La flexibilidad al poder
Hay mucha responsabilidad en convertirse en compradores de restaurantes ajenos… ¿No reciben quejan de los cocineros porque compraron algo que no es exacto a lo que ellos querían?, les pregunto.
La respuesta es clara: “Hay algunas, sí, pero cada vez menos. Nuestros clientes, al menos a los que les seguimos comprando, ya entienden que esto no es una fábrica, sino un mercado. Que no todo es perfecto, que no todo se puede calibrar como a ellos les gustaría. Te digo la verdad: hoy nos sentimos más del lado de las manos sucias de la tierra que del caprichito del cocinero. Está bueno buscar algo especial, pero dentro de ciertos parámetros, tenés que tener flexibilidad. Si no, no entendés nada”.

Detrás de las compras de Ocho Seis Central no sólo hay un negocio, sino una filosofía: apostar a a los mercados, a la variedad de productos, respetando e incentivando al productor; incluso, si es necesario, dándole una mano. “Más de una vez hemos comprado algo porque sabemos que, si no lo hacemos, el productor el año que viene no lo tendrá más. Si el tucumano que este año se animó a plantar tomates reliquia no los vende, entonces el año que viene cultiva otra cosa. Es así de fácil. Si convencemos a uno de que nos haga coliflores morados pero luego no le compramos, entonces deja de darnos bola. Por eso hablamos con nuestros clientes, les pedimos que nos acompañen, que compren estos productos únicos, aunque después terminen usándolos como comida del personal.

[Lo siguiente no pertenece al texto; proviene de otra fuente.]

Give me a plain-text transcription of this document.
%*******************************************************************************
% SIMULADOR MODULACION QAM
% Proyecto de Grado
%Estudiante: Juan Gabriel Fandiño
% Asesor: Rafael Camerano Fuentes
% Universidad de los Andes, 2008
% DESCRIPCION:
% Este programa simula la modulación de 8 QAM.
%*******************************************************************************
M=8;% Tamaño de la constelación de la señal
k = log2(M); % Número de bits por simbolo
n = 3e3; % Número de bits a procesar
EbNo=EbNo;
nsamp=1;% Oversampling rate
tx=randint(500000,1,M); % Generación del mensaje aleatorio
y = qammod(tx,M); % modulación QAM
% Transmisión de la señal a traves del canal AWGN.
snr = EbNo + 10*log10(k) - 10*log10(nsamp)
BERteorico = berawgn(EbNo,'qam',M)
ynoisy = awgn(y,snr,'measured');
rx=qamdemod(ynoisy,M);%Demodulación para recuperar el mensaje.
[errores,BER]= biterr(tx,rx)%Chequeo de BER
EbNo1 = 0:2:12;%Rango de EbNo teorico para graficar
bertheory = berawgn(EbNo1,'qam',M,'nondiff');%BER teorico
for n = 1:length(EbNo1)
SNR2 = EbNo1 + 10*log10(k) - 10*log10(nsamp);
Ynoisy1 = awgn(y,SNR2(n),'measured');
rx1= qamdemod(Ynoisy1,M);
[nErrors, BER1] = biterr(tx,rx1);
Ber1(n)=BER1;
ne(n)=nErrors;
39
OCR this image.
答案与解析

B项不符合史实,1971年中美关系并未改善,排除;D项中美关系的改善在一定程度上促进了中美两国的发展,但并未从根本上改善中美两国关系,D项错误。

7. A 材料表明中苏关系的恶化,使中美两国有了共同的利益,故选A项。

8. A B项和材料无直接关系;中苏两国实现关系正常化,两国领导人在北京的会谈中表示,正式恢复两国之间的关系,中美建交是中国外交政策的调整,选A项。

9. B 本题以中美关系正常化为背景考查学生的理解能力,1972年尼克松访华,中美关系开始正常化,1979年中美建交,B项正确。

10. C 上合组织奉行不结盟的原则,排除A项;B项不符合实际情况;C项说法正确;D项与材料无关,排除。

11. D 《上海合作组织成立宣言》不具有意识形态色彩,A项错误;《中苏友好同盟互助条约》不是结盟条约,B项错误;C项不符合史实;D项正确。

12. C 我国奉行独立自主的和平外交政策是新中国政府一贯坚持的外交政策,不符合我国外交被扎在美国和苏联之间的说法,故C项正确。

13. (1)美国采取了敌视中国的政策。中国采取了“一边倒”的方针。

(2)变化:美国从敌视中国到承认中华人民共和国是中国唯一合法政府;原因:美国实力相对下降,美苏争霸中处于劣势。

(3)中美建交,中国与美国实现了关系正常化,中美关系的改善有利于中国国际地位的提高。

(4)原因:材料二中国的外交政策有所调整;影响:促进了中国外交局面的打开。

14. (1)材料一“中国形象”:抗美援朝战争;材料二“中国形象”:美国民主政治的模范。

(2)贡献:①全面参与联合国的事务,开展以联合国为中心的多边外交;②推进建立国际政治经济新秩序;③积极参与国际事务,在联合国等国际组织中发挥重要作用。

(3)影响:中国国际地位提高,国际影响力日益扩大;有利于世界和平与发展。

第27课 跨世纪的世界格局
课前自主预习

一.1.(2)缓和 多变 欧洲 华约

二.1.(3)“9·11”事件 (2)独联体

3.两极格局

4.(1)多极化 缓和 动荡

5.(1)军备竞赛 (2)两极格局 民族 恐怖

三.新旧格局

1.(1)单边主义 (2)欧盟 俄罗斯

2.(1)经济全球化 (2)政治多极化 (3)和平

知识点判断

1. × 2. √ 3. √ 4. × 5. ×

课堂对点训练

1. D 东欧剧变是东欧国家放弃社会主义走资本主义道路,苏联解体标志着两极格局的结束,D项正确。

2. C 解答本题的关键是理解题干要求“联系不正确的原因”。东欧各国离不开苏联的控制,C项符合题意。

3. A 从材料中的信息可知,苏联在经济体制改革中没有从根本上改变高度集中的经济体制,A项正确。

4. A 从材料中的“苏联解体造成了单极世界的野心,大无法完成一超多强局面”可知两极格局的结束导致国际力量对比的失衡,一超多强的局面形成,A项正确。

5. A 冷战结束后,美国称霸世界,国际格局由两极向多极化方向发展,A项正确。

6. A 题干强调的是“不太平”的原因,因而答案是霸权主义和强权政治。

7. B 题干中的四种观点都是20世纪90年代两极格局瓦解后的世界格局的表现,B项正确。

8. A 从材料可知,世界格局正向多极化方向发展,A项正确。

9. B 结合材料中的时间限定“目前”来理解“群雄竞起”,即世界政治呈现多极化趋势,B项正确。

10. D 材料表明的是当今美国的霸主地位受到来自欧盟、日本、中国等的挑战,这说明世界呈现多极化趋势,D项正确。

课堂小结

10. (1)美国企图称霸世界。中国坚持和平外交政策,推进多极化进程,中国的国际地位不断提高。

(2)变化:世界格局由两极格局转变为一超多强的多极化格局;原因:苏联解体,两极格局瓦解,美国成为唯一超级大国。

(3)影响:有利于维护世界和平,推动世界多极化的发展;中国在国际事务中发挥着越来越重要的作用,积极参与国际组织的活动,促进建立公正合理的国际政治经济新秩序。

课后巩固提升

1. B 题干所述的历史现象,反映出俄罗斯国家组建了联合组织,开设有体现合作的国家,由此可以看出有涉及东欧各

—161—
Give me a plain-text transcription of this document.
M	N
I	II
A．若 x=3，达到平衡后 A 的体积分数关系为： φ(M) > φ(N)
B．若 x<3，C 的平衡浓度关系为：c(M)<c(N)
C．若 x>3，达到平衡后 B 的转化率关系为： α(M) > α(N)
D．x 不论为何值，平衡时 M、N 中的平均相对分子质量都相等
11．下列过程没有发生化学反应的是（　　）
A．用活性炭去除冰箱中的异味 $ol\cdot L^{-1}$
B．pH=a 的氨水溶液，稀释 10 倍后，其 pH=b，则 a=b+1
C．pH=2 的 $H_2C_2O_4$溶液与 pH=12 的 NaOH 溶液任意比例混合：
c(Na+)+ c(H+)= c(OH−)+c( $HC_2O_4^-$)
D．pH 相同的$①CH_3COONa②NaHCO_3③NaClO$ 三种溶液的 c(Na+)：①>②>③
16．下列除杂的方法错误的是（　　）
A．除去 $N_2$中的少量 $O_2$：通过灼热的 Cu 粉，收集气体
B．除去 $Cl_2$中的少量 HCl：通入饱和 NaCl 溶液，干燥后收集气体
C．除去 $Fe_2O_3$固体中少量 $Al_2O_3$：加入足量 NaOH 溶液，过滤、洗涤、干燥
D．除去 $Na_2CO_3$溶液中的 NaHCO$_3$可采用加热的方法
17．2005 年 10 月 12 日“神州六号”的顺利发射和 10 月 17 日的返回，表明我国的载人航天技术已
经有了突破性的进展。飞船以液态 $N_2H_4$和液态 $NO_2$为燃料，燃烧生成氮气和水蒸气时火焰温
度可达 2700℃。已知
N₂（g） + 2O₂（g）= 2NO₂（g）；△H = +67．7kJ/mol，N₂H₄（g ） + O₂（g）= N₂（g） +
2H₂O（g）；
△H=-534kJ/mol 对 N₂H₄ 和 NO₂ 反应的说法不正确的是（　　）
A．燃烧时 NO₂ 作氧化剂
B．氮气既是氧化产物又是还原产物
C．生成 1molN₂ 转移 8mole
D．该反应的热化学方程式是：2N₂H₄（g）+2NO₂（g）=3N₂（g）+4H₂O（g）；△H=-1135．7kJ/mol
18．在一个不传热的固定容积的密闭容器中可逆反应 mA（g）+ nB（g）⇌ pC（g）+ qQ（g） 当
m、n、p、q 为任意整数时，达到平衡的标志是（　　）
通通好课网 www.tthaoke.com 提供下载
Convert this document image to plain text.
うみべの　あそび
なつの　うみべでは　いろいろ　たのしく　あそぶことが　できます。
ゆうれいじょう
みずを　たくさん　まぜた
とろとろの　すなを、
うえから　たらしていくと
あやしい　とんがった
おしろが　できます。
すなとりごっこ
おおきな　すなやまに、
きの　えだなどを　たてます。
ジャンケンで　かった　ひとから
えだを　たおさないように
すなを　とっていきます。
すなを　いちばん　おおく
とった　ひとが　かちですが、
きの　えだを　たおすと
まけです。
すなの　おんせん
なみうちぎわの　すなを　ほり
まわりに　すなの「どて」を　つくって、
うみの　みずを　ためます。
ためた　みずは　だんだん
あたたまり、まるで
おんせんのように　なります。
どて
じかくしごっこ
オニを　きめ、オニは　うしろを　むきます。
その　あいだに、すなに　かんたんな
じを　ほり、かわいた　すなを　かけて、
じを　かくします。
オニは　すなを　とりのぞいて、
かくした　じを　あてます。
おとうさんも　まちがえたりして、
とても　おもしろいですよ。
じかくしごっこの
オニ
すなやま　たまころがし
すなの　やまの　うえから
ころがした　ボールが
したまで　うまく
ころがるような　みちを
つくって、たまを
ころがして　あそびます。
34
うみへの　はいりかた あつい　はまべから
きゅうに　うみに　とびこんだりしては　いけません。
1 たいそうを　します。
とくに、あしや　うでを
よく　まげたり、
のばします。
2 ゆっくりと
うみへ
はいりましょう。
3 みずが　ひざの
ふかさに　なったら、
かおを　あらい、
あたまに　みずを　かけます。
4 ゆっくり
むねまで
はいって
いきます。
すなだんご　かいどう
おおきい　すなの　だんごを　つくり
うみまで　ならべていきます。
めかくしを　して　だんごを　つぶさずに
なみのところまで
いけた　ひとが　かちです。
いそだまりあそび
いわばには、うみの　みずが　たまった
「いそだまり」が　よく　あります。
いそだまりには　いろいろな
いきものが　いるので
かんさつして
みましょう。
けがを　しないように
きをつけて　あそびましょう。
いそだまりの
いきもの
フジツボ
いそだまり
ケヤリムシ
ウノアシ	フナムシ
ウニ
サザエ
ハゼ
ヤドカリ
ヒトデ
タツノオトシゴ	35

Es una responsabilidad que sentimos hacia el productor”, explican.
La gestión del caos
En las puntas de cada nave se instalan ofertas improvisadas de cocina callejera, que alimentan a los muchos camioneros y puesteros que pasan la noche en el lugar. Una cocinera peruana prepara sándwiches de cerdo con huacatay y salsa criolla; una boliviana destapa grandes ollas con humeantes sopas, hoy tiene chairo y de costilla; hay ceviches, hay empanadas, hay choripanes.

A las 6 am arranca la tormenta, pero el ritmo del Mercado Central no se inmuta: los grandes camiones salen y entran, cientos de personas caminan por las naves, los changarines llevan los pesados cajones de un lado al otro en unos pesados carros de hierro y madera. El lugar es caótico, la basura (verduras rotas o en mal estado) comienza a apilarse en unos container en la calle. “Es como la Argentina: todo parece un quilombo, nadie respeta nada, pero al final, todo funciona. Hay como una complicidad entre todos que es muy loca”, dice Pablo.
A las 8.30 llega el flete a buscar las compras de Ocho Seis Central. Los changarines ya hicieron su trabajo y todo está acomodado en uno de los costados de la nave 5, para cargarse en el camión. De aquí la mercadería irá a un depósito y a lo largo del día se distribuirá en los distintos restaurantes. Facundo y Pablo beben un café, hacen cuentas, tachan pedidos. Deja de llover, se ve un rayo de sol, el día recién está comenzando.